Another Security Breach at Microsoft by Russian State Sponsored Hackers; Does Redmond Have a Defense Problem?

by | Jan 26, 2024

Incursions by state sponsored hackers are becoming at least an annual occurrence for Microsoft, and 2024 already has a security breach in the books as the Microsoft Security Response Center (MSRC) has announced that one of Russia’s top hacking teams stole corporate emails.

The incident actually began sometime in November last year, but Microsoft did not detect and remediate the breach until January 12. The incursion was the work of the group formerly known as “Cozy Bear” or “NOBELIUM,” which MSRC now refers to as “Midnight Blizzard” under its new weather-based system of threat actor names. While a break-in by a group of state sponsored hackers this experienced might initially seem understandable, the security breach was eventually traced back to a simple password spray on a legacy test account with some questionable permissions.

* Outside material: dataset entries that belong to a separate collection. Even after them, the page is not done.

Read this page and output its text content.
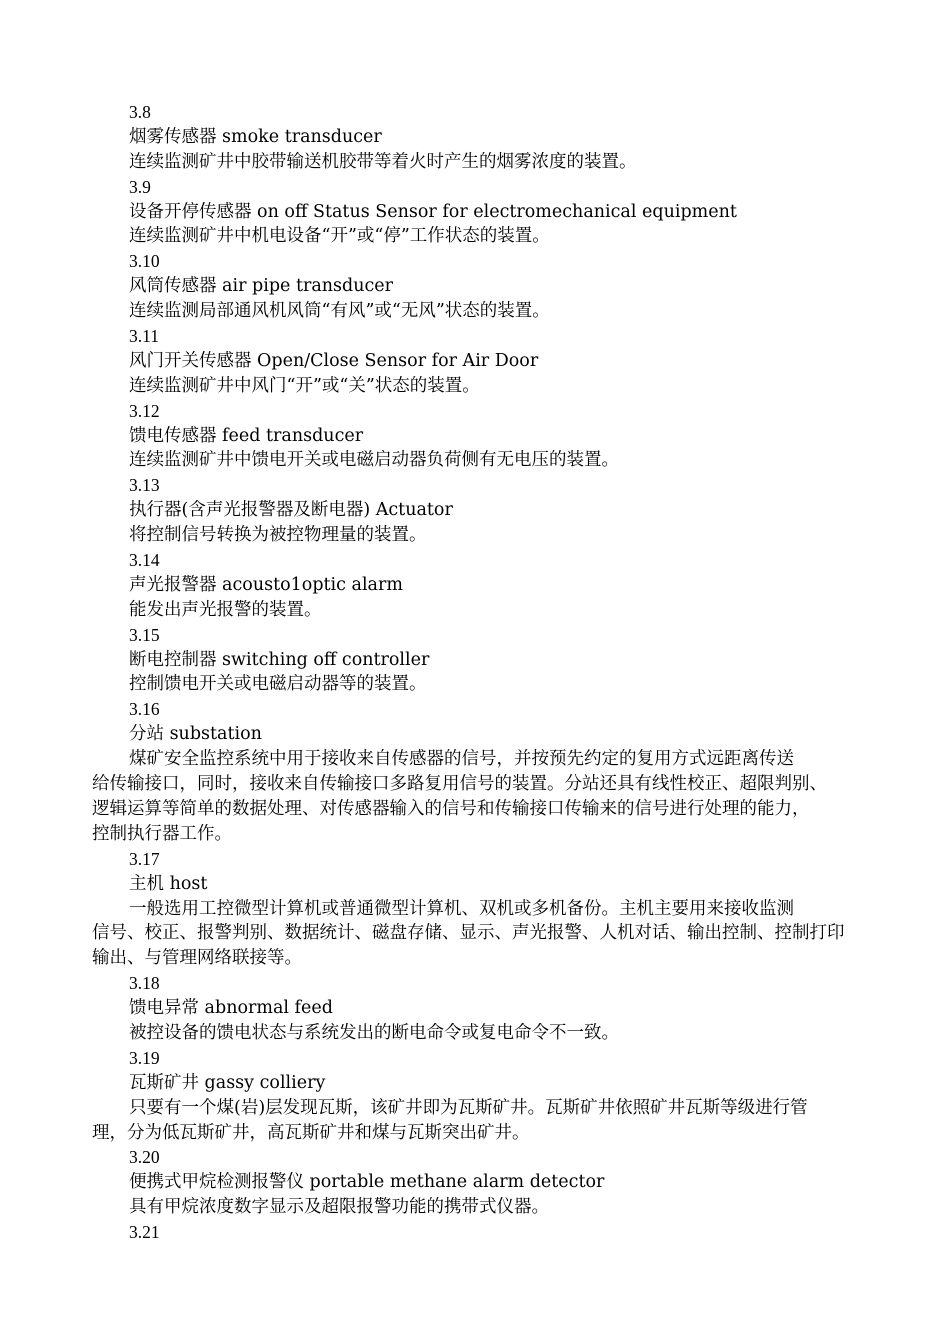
3.8
烟雾传感器 smoke transducer
连续监测矿井中胶带输送机胶带等着火时产生的烟雾浓度的装置。
3.9
设备开停传感器 on off Status Sensor for electromechanical equipment
连续监测矿井中机电设备“开”或“停”工作状态的装置。
3.10
风筒传感器 air pipe transducer
连续监测局部通风机风筒“有风”或“无风”状态的装置。
3.11
风门开关传感器 Open/Close Sensor for Air Door
连续监测矿井中风门“开”或“关”状态的装置。
3.12
馈电传感器 feed transducer
连续监测矿井中馈电开关或电磁启动器负荷侧有无电压的装置。
3.13
执行器(含声光报警器及断电器) Actuator
将控制信号转换为被控物理量的装置。
3.14
声光报警器 acousto1optic alarm
能发出声光报警的装置。
3.15
断电控制器 switching off controller
控制馈电开关或电磁启动器等的装置。
3.16
分站 substation
煤矿安全监控系统中用于接收来自传感器的信号，并按预先约定的复用方式远距离传送
给传输接口，同时，接收来自传输接口多路复用信号的装置。分站还具有线性校正、超限判别、
逻辑运算等简单的数据处理、对传感器输入的信号和传输接口传输来的信号进行处理的能力，
控制执行器工作。
3.17
主机 host
一般选用工控微型计算机或普通微型计算机、双机或多机备份。主机主要用来接收监测
信号、校正、报警判别、数据统计、磁盘存储、显示、声光报警、人机对话、输出控制、控制打印
输出、与管理网络联接等。
3.18
馈电异常 abnormal feed
被控设备的馈电状态与系统发出的断电命令或复电命令不一致。
3.19
瓦斯矿井 gassy colliery
只要有一个煤(岩)层发现瓦斯，该矿井即为瓦斯矿井。瓦斯矿井依照矿井瓦斯等级进行管
理，分为低瓦斯矿井，高瓦斯矿井和煤与瓦斯突出矿井。
3.20
便携式甲烷检测报警仪 portable methane alarm detector
具有甲烷浓度数字显示及超限报警功能的携带式仪器。
3.21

Multiple Microsoft breaches by Russian and Chinese state sponsored hackers within two years

The incident continues a chain that includes the mid-2023 breach of Microsoft 365 email accounts by a Chinese APT group, and a 2022 security breach also thought to involve Russian state sponsored hackers.

All of this has caused some in the US government, most prominently Kansas Senator Ron Wyden, to question the security of their relationship with Microsoft. The fact that a legacy test account was abused with a relatively trivial password spray attack in this case is certainly not going to improve Microsoft’s standing.

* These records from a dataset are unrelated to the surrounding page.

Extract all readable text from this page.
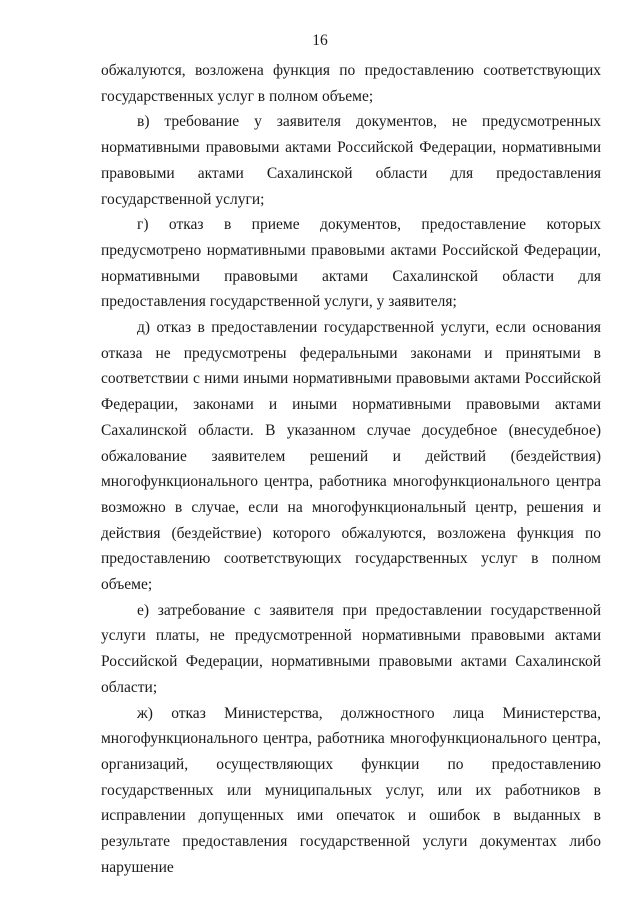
16

обжалуются, возложена функция по предоставлению соответствующих государственных услуг в полном объеме;

в) требование у заявителя документов, не предусмотренных нормативными правовыми актами Российской Федерации, нормативными правовыми актами Сахалинской области для предоставления государственной услуги;

г) отказ в приеме документов, предоставление которых предусмотрено нормативными правовыми актами Российской Федерации, нормативными правовыми актами Сахалинской области для предоставления государственной услуги, у заявителя;

д) отказ в предоставлении государственной услуги, если основания отказа не предусмотрены федеральными законами и принятыми в соответствии с ними иными нормативными правовыми актами Российской Федерации, законами и иными нормативными правовыми актами Сахалинской области. В указанном случае досудебное (внесудебное) обжалование заявителем решений и действий (бездействия) многофункционального центра, работника многофункционального центра возможно в случае, если на многофункциональный центр, решения и действия (бездействие) которого обжалуются, возложена функция по предоставлению соответствующих государственных услуг в полном объеме;

е) затребование с заявителя при предоставлении государственной услуги платы, не предусмотренной нормативными правовыми актами Российской Федерации, нормативными правовыми актами Сахалинской области;

ж) отказ Министерства, должностного лица Министерства, многофункционального центра, работника многофункционального центра, организаций, осуществляющих функции по предоставлению государственных или муниципальных услуг, или их работников в исправлении допущенных ими опечаток и ошибок в выданных в результате предоставления государственной услуги документах либо нарушение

“Midnight Blizzard” certainly doesn’t need much of an opening. Thought to be directed by the Russian Foreign Intelligence Service (SVR), the group has been a persistent pain for the US government dating back over two decades now. It already had SolarWinds, the leak of Democratic National Committee emails, and a successful attack on the Pentagon on its resume. If a deprecated test account with far-ranging email access is hanging around in a high value target’s network, a group like this is inevitably going to find it.

It is difficult for any organization (much less the US government) to divest from Microsoft’s range of hardware and software products, but these repeated security breach incidents seem to have some at least kicking the idea around. The company is one of a relative few that, because of its position, absolutely must keep state sponsored hackers at bay.

Security breach could have been much worse

Microsoft’s communications make this sound as if it was a relatively minor incident, but if it was it is mostly owed to the restraint of the state sponsored hackers. The Russians only seemed to be interested in learning what Microsoft’s security team knows about them, selectively targeting certain email accounts and attachments. However, this did include members of senior leadership and cybersecurity staff.

Thus far there is no word of Microsoft customers suffering any fallout from this particular security breach, and the company says its production systems and AI projects remain secure. It is also claiming no material impact from the incident.